With John’s light we peer over the ledge I stopped on, but we can’t see the bottom.
We regain awareness we’re still a long way from Kansas. We down climb. The process becomes routine and finally I gain some hope. The wall of night is now occasionally shattered by lightning, which affords brief, terrifying glimpses of our surroundings. Jonn sets off ahead, delicately picking his way across the steep face, each lightning strike revealing numerous, deep fracture lines in the snow above. No words are spoken between us. I kick a boot repeatedly into the ice to make a toe-hold, shift my weight down half a foot or so to the new leg, then do it again. Then again. And again thousands of times over. Occasionally a delicious, warm, sleepy feeling comes over me and it’s so nice. It would be so wonderful to close my eyes and take a nap. Just a little one. Alarm bells ring, I jerk awake, and bash the next foot hold into the side of the mountain.
Finally we climb our way out under the storm and down into the cover below the tree line. I can see the storm still raging above, but it’s distant and I’m confident the worst is over. Here it’s calm and the slope is gentler. For about a kilometre everything is so easy. There’s almost a spring in my step as the air warms and the snow turns to rain. I begin to thaw as we eat up the distance. We’re practically bounding. But in our rush we head down the wrong contour. The snow pack turns completely isothermic in just a few paces. Suddenly, every step sends us post-holing up to our waists. Lost, frustrated and exhausted, I do the only thing that is left for a sane person to do. I lie down face first on the snow and try to swim. When that fails, I get back up and clamber on again. We’re post holing with every step so it takes hours to gain a few hundred metres. Yet somehow we manage.
Eventually, miraculously, we fall out on to a farming road from where we can see the heavenly blue glow of the Kyogoku Lawsons. It can’t be further than a kilometre away… and has chocolate and hot stuff.
By the time we get there, dawn has broken. Unfortunately, the lone staff member doesn’t have time to drive two zombies who have dripped water, mud and blood (which is leaking out of my boots) over his erstwhile spotless floor to Jonn’s house. He did give us some free chocolate and hot stuff in exchange for our story though, for which he is eternally a major beneficiary in my will.

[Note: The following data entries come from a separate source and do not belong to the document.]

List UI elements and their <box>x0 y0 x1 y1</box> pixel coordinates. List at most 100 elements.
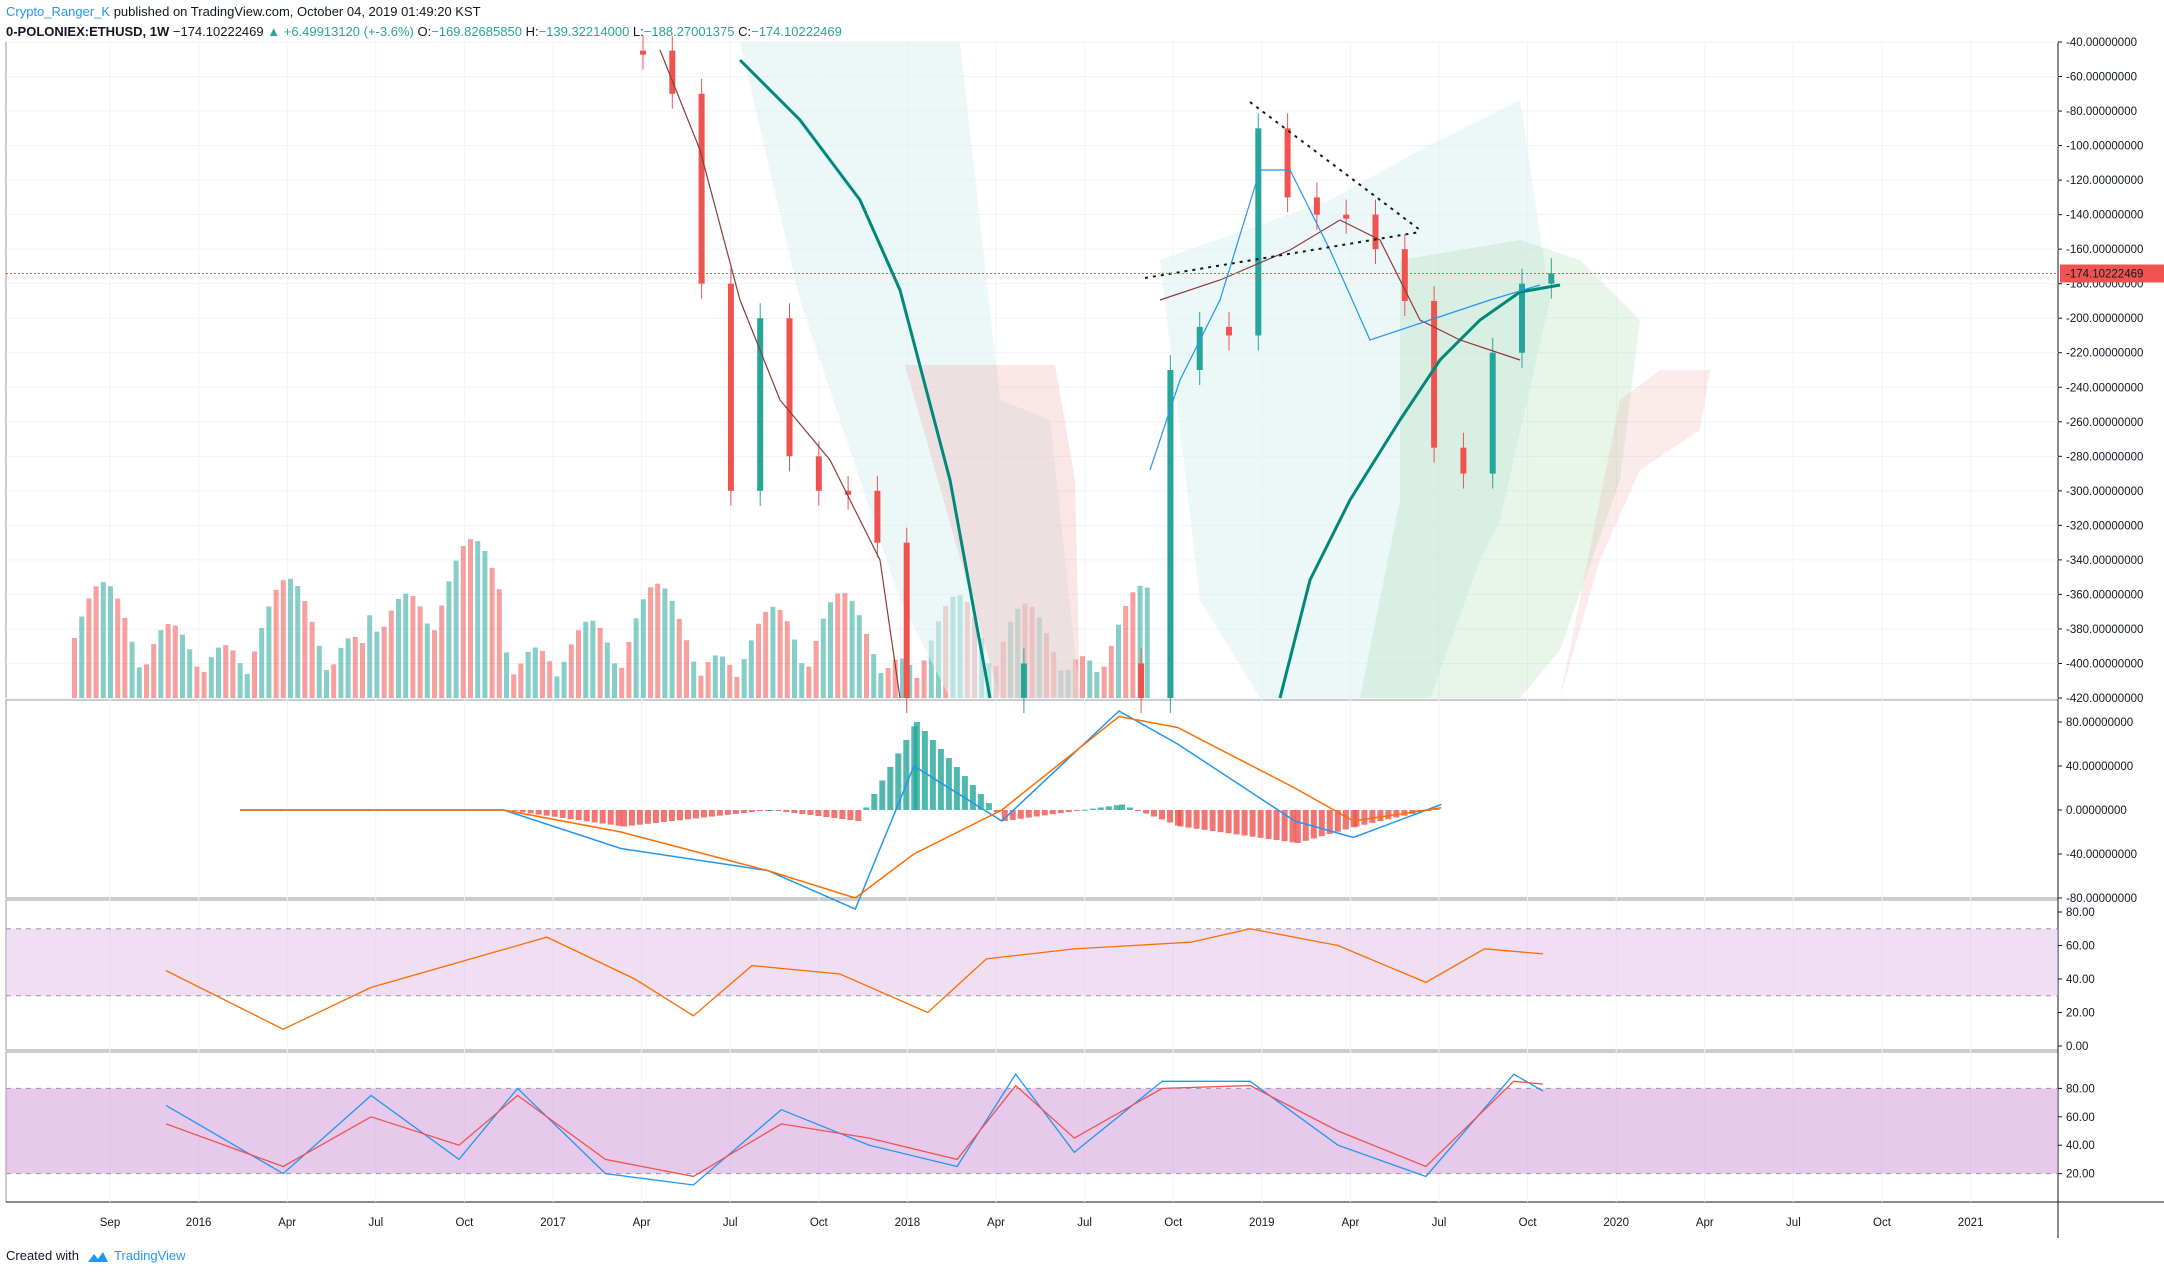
price-axis-label: -160.00000000 <box>2066 244 2143 256</box>
time-axis-label: Oct <box>810 1217 829 1229</box>
volume-bar <box>1116 624 1121 698</box>
macd-bar <box>1143 810 1149 814</box>
macd-bar <box>1057 810 1064 814</box>
time-axis-label: Jul <box>1432 1217 1447 1229</box>
volume-bar <box>640 599 646 698</box>
macd-bar <box>1065 810 1072 812</box>
price-axis-label: -360.00000000 <box>2066 589 2143 601</box>
macd-bar <box>903 739 910 810</box>
rsi-axis-label: 0.00 <box>2066 1041 2088 1053</box>
volume-bar <box>583 621 589 698</box>
volume-bar <box>511 674 517 698</box>
time-axis-label: Oct <box>455 1217 474 1229</box>
volume-bar <box>331 664 337 698</box>
time-axis-label: Jul <box>1786 1217 1801 1229</box>
macd-bar <box>1017 810 1024 819</box>
macd-bar <box>1135 810 1141 811</box>
price-axis-label: -340.00000000 <box>2066 555 2143 567</box>
macd-axis-label: 80.00000000 <box>2066 717 2133 729</box>
price-axis-label: -260.00000000 <box>2066 417 2143 429</box>
time-axis-label: 2019 <box>1249 1217 1275 1229</box>
volume-bar <box>216 647 221 698</box>
macd-axis-label: -80.00000000 <box>2066 893 2137 905</box>
volume-bar <box>792 639 797 698</box>
macd-bar <box>1025 810 1032 818</box>
volume-bar <box>684 640 689 698</box>
macd-bar <box>863 807 870 810</box>
volume-bar <box>698 675 704 698</box>
price-axis-label: -420.00000000 <box>2066 693 2143 705</box>
macd-bar <box>1209 810 1216 832</box>
macd-axis-label: -40.00000000 <box>2066 849 2137 861</box>
candle-body <box>1343 214 1350 219</box>
candle-body <box>1372 214 1379 250</box>
macd-bar <box>567 810 574 820</box>
time-axis-label: Jul <box>723 1217 738 1229</box>
volume-bar <box>1094 672 1100 698</box>
macd-bar <box>1385 810 1392 820</box>
macd-bar <box>1073 810 1080 811</box>
chart-canvas[interactable]: Sep 2016 Apr Jul Oct 2017 Apr Jul Oct 2018 Apr Jul O… <box>0 0 2164 1274</box>
macd-bar <box>775 810 782 812</box>
volume-bar <box>1130 592 1136 698</box>
volume-bar <box>230 650 236 698</box>
volume-bar <box>388 610 394 698</box>
created-with-text: Created with <box>6 1248 79 1263</box>
tradingview-brand[interactable]: TradingView <box>114 1248 186 1263</box>
volume-bar <box>288 578 293 698</box>
price-axis-label: -60.00000000 <box>2066 72 2137 84</box>
volume-bar <box>374 631 380 698</box>
volume-bar <box>93 586 99 698</box>
volume-bar <box>424 623 430 698</box>
time-axis-label: Jul <box>368 1217 383 1229</box>
volume-bar <box>590 620 596 698</box>
macd-bar <box>855 810 862 821</box>
macd-bar <box>684 810 691 820</box>
macd-bar <box>636 810 643 825</box>
macd-bar <box>1089 808 1096 810</box>
macd-bar <box>732 810 739 814</box>
macd-bar <box>599 810 606 824</box>
stoch-axis-label: 60.00 <box>2066 1112 2095 1124</box>
volume-bar <box>655 583 661 698</box>
macd-bar <box>945 758 952 810</box>
volume-bar <box>748 640 754 698</box>
macd-bar <box>985 803 992 810</box>
volume-bar <box>626 642 632 698</box>
volume-bar <box>180 634 185 698</box>
price-axis-label: -80.00000000 <box>2066 106 2137 118</box>
price-axis-label: -140.00000000 <box>2066 210 2143 222</box>
volume-bar <box>504 652 509 698</box>
volume-bar <box>662 588 668 698</box>
volume-bar <box>878 673 884 698</box>
volume-bar <box>316 645 322 698</box>
stoch-axis-label: 80.00 <box>2066 1083 2095 1095</box>
macd-bar <box>887 766 894 810</box>
macd-bar <box>1342 810 1349 830</box>
volume-bar <box>820 618 826 698</box>
volume-bar <box>410 596 416 698</box>
macd-bar <box>620 810 627 827</box>
macd-bar <box>591 810 598 823</box>
volume-bar <box>864 633 869 698</box>
volume-bar <box>597 627 603 698</box>
volume-bar <box>1087 660 1093 698</box>
volume-bar <box>1144 587 1150 698</box>
candle-body <box>1313 197 1320 215</box>
macd-bar <box>1294 810 1301 843</box>
volume-bar <box>547 661 553 698</box>
volume-bar <box>885 668 891 698</box>
macd-bar <box>953 767 960 810</box>
macd-bar <box>628 810 635 826</box>
volume-bar <box>352 636 358 698</box>
volume-bar <box>525 651 531 698</box>
price-axis-label: -200.00000000 <box>2066 313 2143 325</box>
macd-bar <box>724 810 731 815</box>
macd-bar <box>871 793 878 810</box>
time-axis-label: Oct <box>1873 1217 1892 1229</box>
rsi-axis-label: 40.00 <box>2066 974 2095 986</box>
macd-bar <box>1201 810 1208 830</box>
volume-bar <box>324 670 329 698</box>
volume-bar <box>439 605 445 698</box>
time-axis-label: 2018 <box>895 1217 921 1229</box>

Clumping back to Jonn’s from the Lawsons still in our ski boots, towards the main street of Kyogoku , the sun is shining on our faces from across the distant hills over the town and people are starting their day. We have spent 24 hours on the mountain, the last 10 just trying to survive. As I glance back at Yoteizan I notice the Lawsons clerk watching us, and I know exactly what he’s thinking – baka.